Sabtu siang kemarin, 21 Agustus 2021. Saya dikejutkan dengan video call, setelah saya lihat dilayar handphone ternyata Salwa, keponakan saya. Setelah basa-basi sebentar dengan Salwa, kemudian Salwa menyerahkan handphone kepada sima, ibu saya. Siang itu, sima memberi kabar kalau nanti sore, adalah bertepatan dengan 40 hari meninggalnya bapak saya.
Tanpa terasa, tiba-tiba sima menanyakan, kenapa saya ga pulang? Dengan beberapa alasan, saya utarakan kenapa saya tidak bisa pulang, salah satunya adalah ada kesanggupan saya untuk menjadi rois tahlil salah satu tetangga saya, yang baru lima kemarin meninggal dunia. Bukan Covid-19 tetapi kecelakaan laka lantas tunggal di Jalan Parangtritis di sekitar area pasar Ngangkruk.
Dengan sedikit berlinang air mata, sima memakluminya. Tetapi ada rindu yang terpendam. Ada kangen yang mendalam. Sejak ditinggal bapak, Sima jadi sensitif sekali. Sebelumnya, Sima pernah cerita kalau suatu hari, anak-anaknya tidak ada yang mengunjunginya.

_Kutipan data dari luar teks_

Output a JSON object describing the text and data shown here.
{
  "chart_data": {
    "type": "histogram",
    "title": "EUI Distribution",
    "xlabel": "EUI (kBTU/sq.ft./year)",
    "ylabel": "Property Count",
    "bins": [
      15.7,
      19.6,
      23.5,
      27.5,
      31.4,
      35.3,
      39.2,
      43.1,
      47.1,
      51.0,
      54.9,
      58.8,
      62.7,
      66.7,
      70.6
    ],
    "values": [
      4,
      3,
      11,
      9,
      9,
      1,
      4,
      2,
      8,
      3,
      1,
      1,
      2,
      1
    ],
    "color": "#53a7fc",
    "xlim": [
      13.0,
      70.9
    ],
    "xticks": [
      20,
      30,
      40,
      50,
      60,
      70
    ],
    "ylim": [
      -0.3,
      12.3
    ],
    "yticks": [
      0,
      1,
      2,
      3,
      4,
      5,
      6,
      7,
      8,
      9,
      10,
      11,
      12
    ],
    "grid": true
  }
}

Hanya adik saya yang satu rumah saja yang setia menemaninya. Pernah juga suatu hari, ketika adik saya akan menyambangi anaknya yang masih mondok di salah satu pondok pesantren di Semarang. Waktu itu, keponakan saya yang sedang mondok baru sakit, sehingga adik saya harus menyambanginya ke Semarang. Tetapi bingung tidak karuan, karena tidak ada kunjung datang untuk sekedar menemani sima.
Akhirnya sejak saat itu, semacam ada kesepakatan bersama antara adik saya-yang tiap hari menemani Sima, dalam keadaan bagaimana pun juga-dengan sima. Sejak saat itu, sima seperti menerima dalam keterpaksaan. Orang tua mana sih, yang tidak senang ketika dikunjungi oleh anak-anaknya.
Karena mungkin kesibukan masing-masing anaknya. Sehingga ketika saat ingin ditemani, hanya ingin didengarkan cerita-cerita atau curhatannya menjadi saat-saat yang paling dibutuhkan saat itu.
Saya masih ingat permintaan sima, waktu menjelang peringatan 7 hari meninggalnya bapak. Bahwa sima ingin selalu ditemani anak-anaknya yang tidak punya kesibukan.
Saya waktu itu, menjadi serba salah, di sisi lain saya sudah berkeluarga yang berdomisili jauh dari sima, di sisi lain, dalam hati kecil saya ingin selalu menemani sima. Kemarin ketika saya tidak bisa pulang kampung di acara peringatan 40 hari meninggalnya bapak, mendapat cerita lain. Ada tangisan di mata sima.
Bapak, yang sudah tenang di alam sana. Maafkan saya, tidak dapat mendatangi makammu dan mengunjungi sima serta keluarga yang ada di Pemalang sana.
Dari Bantul sini, aku hanya bisa menitipkan surat rinduku, rasa kangenku dengan lantunan bacaan Surat Yasin dan untaian kalimah thoyyibah berupa kumpulan surat-surat Al Qur'an, dan sholawat Nabi yang terangkum dalam rangkaian bacaan tahlil, sebagai pengobat rasa rindu dan kangen yang begitu mendalam.
Saya ucapkan terima kasih yang sebesar-besarnya, teruntuk adik saya yang sudah merawat bapak dan sima, selama ini. Sudah mandegani semuanya sejak bapak hidup bersama satu rumah, ketika sakit hingga meninggal dunianya. Sampai peringatan 40 hari meninggalnya bapak.